Bound states in boson impurity models

TL;DR

This paper demonstrates the existence of infinitely many bound states in boson impurity models, introduces a wavefunction family to describe them, and verifies predictions through numerical analysis and potential experimental tests.

Contribution

It reveals the presence of infinite bound states in boson impurity models and proposes a wavefunction approach validated by numerical calculations.

Findings

Infinite bound states exist in certain boson impurity models

A family of wavefunctions accurately describes these bound states

Non-analytical behavior observed in physical quantities as a function of coupling

Abstract

The formation of bound states involving multiple particles underlies many interesting quantum physical phenomena, such as Efimov physics or superconductivity. In this work we show the existence of an infinite number of such states for some boson impurity models.

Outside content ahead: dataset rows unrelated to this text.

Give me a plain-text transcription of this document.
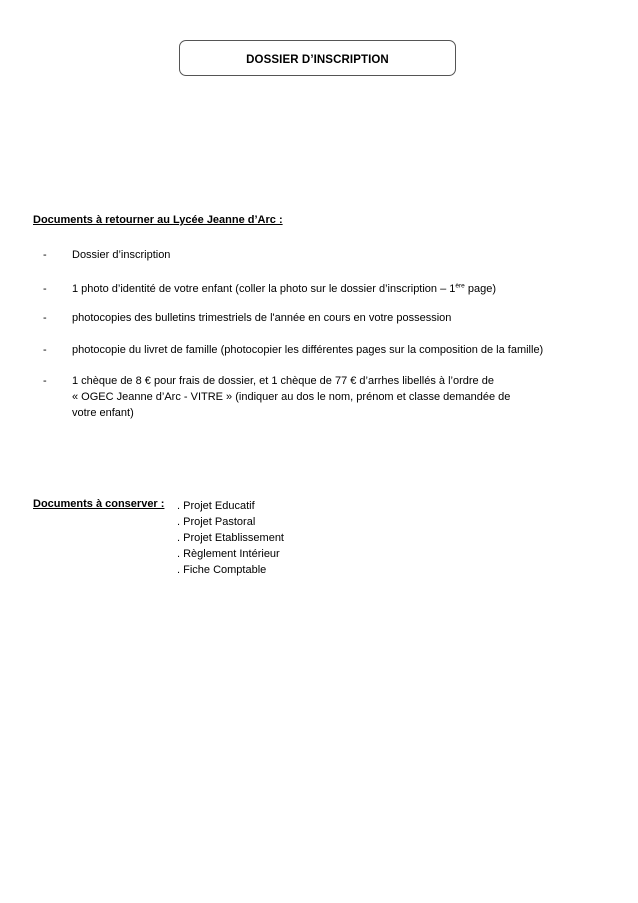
DOSSIER D’INSCRIPTION
Documents à retourner au Lycée Jeanne d’Arc :
- Dossier d’inscription
- 1 photo d’identité de votre enfant (coller la photo sur le dossier d’inscription – 1ère page)
- photocopies des bulletins trimestriels de l'année en cours en votre possession
- photocopie du livret de famille (photocopier les différentes pages sur la composition de la famille)
- 1 chèque de 8 € pour frais de dossier, et 1 chèque de 77 € d’arrhes libellés à l’ordre de
« OGEC Jeanne d’Arc - VITRE » (indiquer au dos le nom, prénom et classe demandée de
votre enfant)
Documents à conserver : . Projet Educatif
. Projet Pastoral
. Projet Etablissement
. Règlement Intérieur
. Fiche Comptable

They describe free bosons coupled to an impurity and include some of the most representative models in quantum optics. We also propose a family of wavefunctions to describe the bound states and verify that it accurately characterizes all parameter regimes by comparing its predictions with exact numerical calculations for a one-dimensional tight-binding Hamiltonian. For that model, we also analyze the nature of the bound states by studying the scaling relations of physical quantities such as the ground state energy and localization length, and find a non-analytical behavior as a function of the coupling strength. Finally, we discuss how to test our theoretical predictions in experimental platforms such as photonic crystal structures and cold atoms in optical lattices.